Linux and open-source software generally, you see, despite its wonderful reputation as a server has had problems making it the everyday desktop with the same ease of operation as, say, MS Windows. (I learned a few Unix commands back in 1994, and I still had to use them. This is like still using DOS in Windows. In other words, unsatisfactory to the great number of users.) The Open Source community has made great strides and Ubuntu is one of a few viable options for individuals and churches.

Why should you care?

Well, does your church pirate software? Is it good stewardship to be locked into proprietary software? Does your software reflect your ethics and community standards (cooperation v. monopoly)?

I think a Linux desktop is a valuable tool for churches and little wonder there’s a budding Christian Linux cohort to do its bit for the Open Source community. More about that later.

Until then, I’m going through each step of my Ubuntu installation and configuration to see where there are unmarked paths that might flummox the casual user or noobie. More about that later, too.

UU LUG?

UU means Unitarian Universalist. LUG means Linux Users Group.

So, are any of my readers — I suppose you needn’t be a Unitarian Universalist, really — Linux users?
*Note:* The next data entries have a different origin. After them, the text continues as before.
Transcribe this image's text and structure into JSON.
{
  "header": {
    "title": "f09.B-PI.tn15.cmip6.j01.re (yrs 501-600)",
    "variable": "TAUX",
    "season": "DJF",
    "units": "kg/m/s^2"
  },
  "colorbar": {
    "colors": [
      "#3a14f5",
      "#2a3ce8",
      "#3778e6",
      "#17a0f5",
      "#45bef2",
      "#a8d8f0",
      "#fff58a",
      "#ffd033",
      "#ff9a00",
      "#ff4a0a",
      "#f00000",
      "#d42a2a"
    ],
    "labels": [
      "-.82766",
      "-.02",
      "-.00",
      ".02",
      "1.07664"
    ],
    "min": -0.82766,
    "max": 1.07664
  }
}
Please leave a comment.

The occasion for asking is that I’m considering moving from Mepis Linux, a Debian distribution to Ubuntu. (I used to use Mandrake, but I didn’t like the RPM method of, well (software) package management.)

Ubuntu two

Earlier, I referred to the Zulu word ubuntu, musing on its familiar themes to Universalists.

Tonight, I was casting through those parts of the 1662 Anglican prayerbook in Zulu. (No, I don’t read Zulu, but I can control-F to find terms.) I found ubuntu (perhaps in conjunction with another word or words) in three places: a petition in the Litany, in the Athanasian Creed, and in the collect for the feast of the Annunciation. Referring to the English, it can only refer to one thing.

Incarnation, of Jesus Christ specifically.

Interesting.

Ubuntu defined

Still unable to blog from my own computer. Bummer. (When I can, I’ll make links to good agencies worthy of sending donations for Asian tsunami relief.)

I thought part of the problem was my new Linux distro, but now I fear it is a hardware problem. Looking for a new Linux distro to test my theory, I came across Ubuntu Linux. (Which I’ll wait for more mature versions.) From that, I discovered what ubuntu is. Its Wikipedia entry defines it as

Ubuntu is a South African ethic or ideology focusing on people’s allegiances and relations with each other. The word comes from the Zulu and Xhosa languages. Ubuntu is seen as a traditional African concept. Ubuntu is pronounced “oo-BOON-too”.

A rough translation in English could be “humanity towards others.” Another translation would be: “The belief in a universal bond of sharing that connects all humanity.”

A longer aim at a definition is this one: “A person with ubuntu is open and available to others, affirming of others, does not feel threatened that others are able and good, for he or she has a proper self-assurance that comes from knowing that he or she belongs in a greater whole and is diminished when others are humiliated or diminished, when others are tortured or oppressed.” Quote by Archbishop Desmond Tutu.

Ubuntu is seen as one of the founding principles of the new republic of South Africa and connected to the idea of an African Renaissance.

Quite a familiar concept — if unnamed and underutilized — in Universalist theology. Happy New Year.